The novel alternates Romashov’s endless mental circles with extremely dreary portraits of army life, which render the book a bit more plainspoken than the incisive social satire of Kuprin’s more talented contemporary Sologub. But Kuprin writes with great charm, and Romashov is painfully believable. Kuprin’s most brilliant move is to hold off on mentioning any duel whatsoever for most of the novel, knowing that the situation he paints leaves no grounds for any possible duel to be reasonable, noble, or satisfying.
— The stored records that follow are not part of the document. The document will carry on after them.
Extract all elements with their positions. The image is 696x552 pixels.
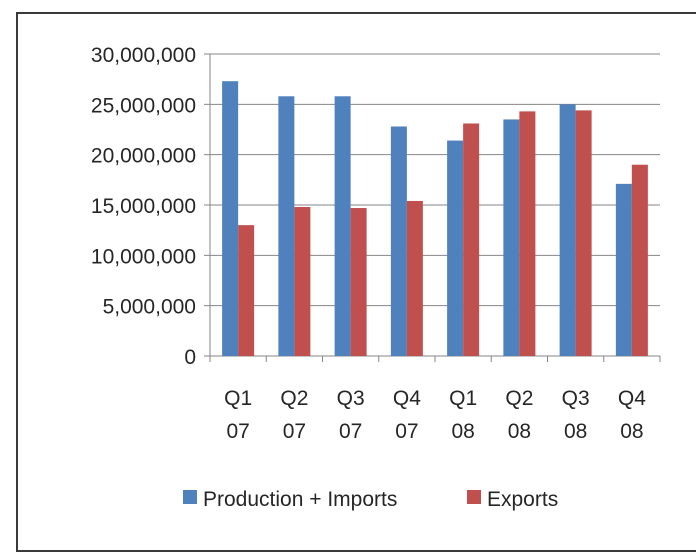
- x-axis-tick-labels: Q1 07 Q2 07 Q3 07 Q4 07 Q1 08 Q2 08 Q3 08 Q4 08: [224, 387, 646, 443]
- x-tick-label: Q3: [337, 387, 365, 410]
- bar-production-imports: [222, 81, 239, 357]
- x-tick-label: Q1: [449, 387, 477, 410]
- x-tick-label: Q3: [562, 387, 590, 410]
- bar-production-imports: [559, 104, 576, 356]
- bar-exports: [238, 225, 255, 356]
- legend-swatch: [467, 490, 481, 504]
- y-tick-label: 0: [184, 346, 196, 369]
- bar-production-imports: [615, 183, 632, 356]
- bar-production-imports: [334, 96, 351, 356]
- y-tick-label: 25,000,000: [91, 94, 196, 117]
- bar-production-imports: [390, 126, 407, 356]
- bar-production-imports: [278, 96, 295, 356]
- x-tick-label: 08: [564, 420, 587, 443]
- x-tick-label: 07: [339, 420, 362, 443]
- y-tick-label: 15,000,000: [91, 195, 196, 218]
- x-tick-label: 07: [283, 420, 306, 443]
- x-tick-label: 07: [395, 420, 418, 443]
- legend-label: Exports: [487, 488, 558, 511]
- x-tick-label: 07: [226, 420, 249, 443]
- x-tick-label: Q2: [505, 387, 533, 410]
- x-tick-label: Q1: [224, 387, 252, 410]
- gridlines: [210, 53, 660, 307]
- x-tick-label: Q2: [280, 387, 308, 410]
- y-tick-label: 20,000,000: [91, 145, 196, 168]
- y-tick-label: 30,000,000: [91, 44, 196, 67]
- bar-exports: [463, 123, 480, 357]
- bar-exports: [294, 207, 311, 356]
- bar-exports: [350, 208, 367, 356]
- bar-production-imports: [503, 119, 520, 356]
- x-tick-label: Q4: [393, 387, 421, 410]
- y-tick-label: 10,000,000: [91, 245, 196, 268]
- bar-exports: [631, 164, 648, 356]
- bars: [222, 81, 648, 357]
- legend-swatch: [183, 490, 197, 504]
- x-tick-label: Q4: [618, 387, 646, 410]
- legend: Production + Imports Exports: [183, 488, 558, 511]
- legend-label: Production + Imports: [203, 488, 397, 511]
- x-tick-label: 08: [451, 420, 474, 443]
- x-tick-label: 08: [620, 420, 643, 443]
- y-tick-label: 5,000,000: [103, 296, 196, 319]
- y-axis-tick-labels: 0 5,000,000 10,000,000 15,000,000 20,000,000…: [91, 44, 196, 369]
- bar-production-imports: [447, 140, 464, 356]
- bar-exports: [575, 110, 592, 356]
- bar-exports: [519, 111, 536, 356]
- bar-exports: [406, 200, 423, 356]
- x-tick-label: 08: [508, 420, 531, 443]
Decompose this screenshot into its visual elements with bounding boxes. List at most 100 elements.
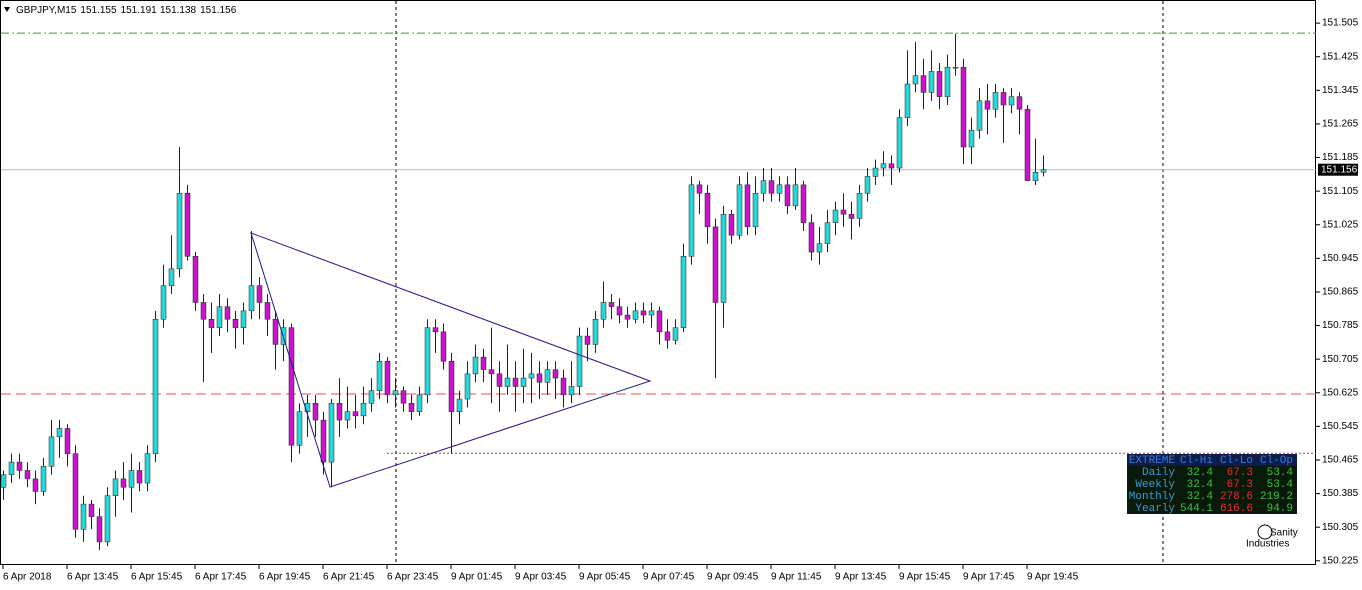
candle-body	[448, 361, 455, 412]
candle-body	[976, 100, 983, 131]
candle-body	[592, 319, 599, 345]
y-tick-label: 151.185	[1322, 152, 1359, 163]
candle-body	[736, 184, 743, 236]
candle-body	[400, 390, 407, 404]
y-tick-label: 151.505	[1322, 18, 1359, 29]
candle-body	[200, 302, 207, 320]
table-cell: 616.6	[1220, 503, 1253, 515]
candle-body	[328, 403, 335, 463]
candle-body	[744, 184, 751, 228]
candle-body	[264, 302, 271, 320]
candle-body	[584, 335, 591, 345]
candle-body	[24, 470, 31, 480]
candle-body	[720, 213, 727, 303]
candle-body	[688, 184, 695, 257]
candle-body	[888, 163, 895, 169]
x-tick-label: 6 Apr 23:45	[387, 572, 439, 583]
candle-body	[272, 319, 279, 345]
candle-body	[664, 331, 671, 341]
candle-body	[208, 319, 215, 328]
x-tick-label: 9 Apr 17:45	[963, 572, 1015, 583]
candle-body	[824, 222, 831, 244]
candle-body	[808, 222, 815, 253]
y-tick-label: 150.705	[1322, 354, 1359, 365]
table-cell: 219.2	[1260, 491, 1293, 503]
candle-body	[760, 180, 767, 194]
table-cell: 278.6	[1220, 491, 1253, 503]
candle-body	[192, 255, 199, 303]
axis: 151.505151.425151.345151.265151.185151.1…	[2, 18, 1359, 583]
logo-text: Industries	[1246, 539, 1289, 550]
candle-body	[816, 243, 823, 253]
table-cell: Daily	[1142, 467, 1175, 479]
table-header-bg	[1127, 454, 1297, 466]
candle-body	[832, 209, 839, 223]
candle-body	[96, 516, 103, 543]
table-header: Cl-Op	[1260, 455, 1293, 467]
candle-body	[984, 100, 991, 110]
candle-body	[840, 209, 847, 215]
candle-body	[624, 314, 631, 320]
candle-body	[216, 306, 223, 328]
x-tick-label: 9 Apr 05:45	[579, 572, 631, 583]
symbol: GBPJPY,M15	[16, 5, 77, 16]
header-value: 151.155	[80, 5, 117, 16]
candle-body	[1040, 169, 1047, 173]
x-tick-label: 6 Apr 15:45	[131, 572, 183, 583]
table-cell: Monthly	[1129, 491, 1176, 503]
candle-body	[112, 478, 119, 496]
candle-body	[408, 403, 415, 412]
candle-body	[168, 268, 175, 286]
candle-body	[608, 302, 615, 307]
x-tick-label: 9 Apr 15:45	[899, 572, 951, 583]
candle-body	[368, 390, 375, 404]
candle-body	[896, 117, 903, 169]
table-cell: Yearly	[1135, 503, 1175, 515]
table-cell: 32.4	[1187, 491, 1214, 503]
candle-body	[144, 453, 151, 484]
candle-body	[152, 319, 159, 454]
candle-body	[696, 184, 703, 194]
candle-body	[352, 411, 359, 417]
candle-body	[8, 461, 15, 475]
y-tick-label: 150.305	[1322, 522, 1359, 533]
y-tick-label: 151.105	[1322, 186, 1359, 197]
candle-body	[288, 327, 295, 446]
levels	[1, 32, 1316, 454]
y-tick-label: 151.345	[1322, 85, 1359, 96]
x-tick-label: 9 Apr 13:45	[835, 572, 887, 583]
candle-body	[344, 411, 351, 421]
table-cell: 32.4	[1187, 479, 1214, 491]
table-cell: 32.4	[1187, 467, 1214, 479]
candle-body	[1032, 171, 1039, 181]
table-cell: Weekly	[1135, 479, 1175, 491]
y-tick-label: 150.225	[1322, 555, 1359, 566]
candle-body	[728, 213, 735, 236]
x-tick-label: 6 Apr 13:45	[67, 572, 119, 583]
y-tick-label: 150.545	[1322, 421, 1359, 432]
candle-body	[632, 310, 639, 320]
candle-body	[536, 373, 543, 383]
candle-body	[248, 285, 255, 312]
candle-body	[464, 373, 471, 400]
candle-body	[568, 386, 575, 396]
table-cell: 94.9	[1267, 503, 1293, 515]
candle-body	[488, 369, 495, 375]
candle-body	[920, 75, 927, 93]
candle-body	[560, 377, 567, 396]
candle-body	[520, 377, 527, 387]
candle-body	[576, 335, 583, 387]
candle-body	[240, 310, 247, 328]
candle-body	[128, 470, 135, 488]
candle-body	[552, 369, 559, 379]
candle-body	[752, 192, 759, 228]
candle-body	[704, 192, 711, 228]
candle-body	[848, 213, 855, 219]
x-tick-label: 6 Apr 21:45	[323, 572, 375, 583]
candle-body	[968, 129, 975, 148]
table-header: Cl-Hi	[1180, 455, 1213, 467]
table-header: Cl-Lo	[1220, 455, 1253, 467]
candle-body	[432, 327, 439, 333]
candle-body	[768, 180, 775, 194]
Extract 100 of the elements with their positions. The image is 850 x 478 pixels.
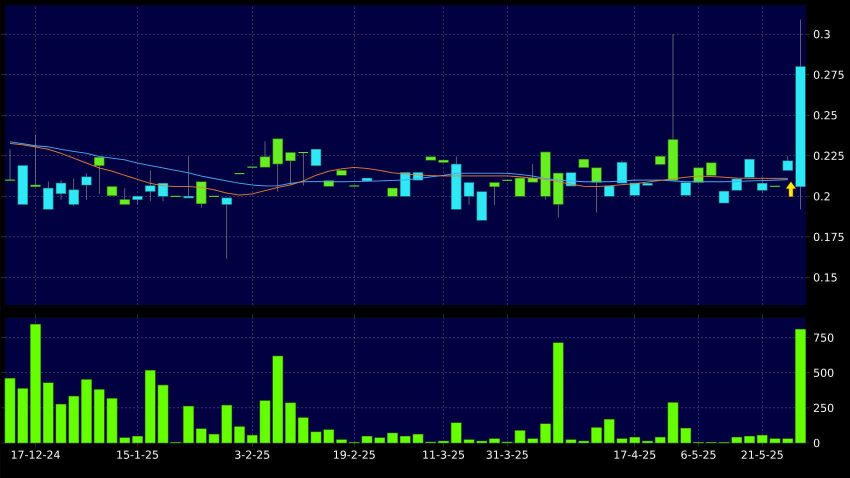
bar <box>260 400 270 444</box>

Having only the title as a foreshadowing gives a creaky, wincing suspense that makes passages like this even more nerve-wracking:

He was struck by the blindingly clear realization of his individuality.

“I–it’s here inside,” he thought. “All the rest is a mere construction, it’s not I. This room, the street, the trees, the colonel, Lieutenant Andrusevich, the army, the flag, the soldiers–all that is not I.” Romashov looked down at his hands with surprise, raising them close to his eyes as though he were seeing them for the first time. “Is this I? And is the one who is thinking I? And the one who wants to go out? And now I am walking up and down, and now I have stopped. … Strange, does everybody have this kind of I? Maybe not. If I stand in front of one hundred soldiers and shout ‘Eyes right!’, none undred men, all of whom have their own I and who see in me something outside of it, will all, nevertheless, turn their heads to the right at the same time. But I, I cannot tell them apart….

Yes, but if I die there’ll be no more country, invaders, honor. They only live as long as I do. But think of it the other way around–if country, discipline, the honor of the uniform disappear my I could still remain. Therefore I is more important than all these notions about duty, honor, love? And so, if my I, no, not only my I, but the millions of I’s which make up the army, the whole population of the world, suddenly decided ‘no more,’ wars would become unthinkable.

Kuprin maintains a deadpan stance chronicling Romashov’s excursions into this sort of thought, whether he’s abstractly philosophizing like this or imagining a hero’s funeral for himself after he commits suicide and everyone blames themselves for not treating him better. Romashov embraces lesser and greater forms of romanticism as the novel goes on, turning to Love, God, Brotherhood, and other ideals in quick succession, in search of any meaning for himself. It is very convincing. I imagine Kuprin himself had many of these thoughts in his youth, perhaps to a lesser extent, but at the time of writing, he had the right distance from them to portray them artistically, honestly, and ironically. It’s touching, but it’s also pathetic.

Romashov is a young man; it’s hard to hate him, hard even to pity him. But his delusions, in tandem with the awful realities of army life, prove to be utterly toxic.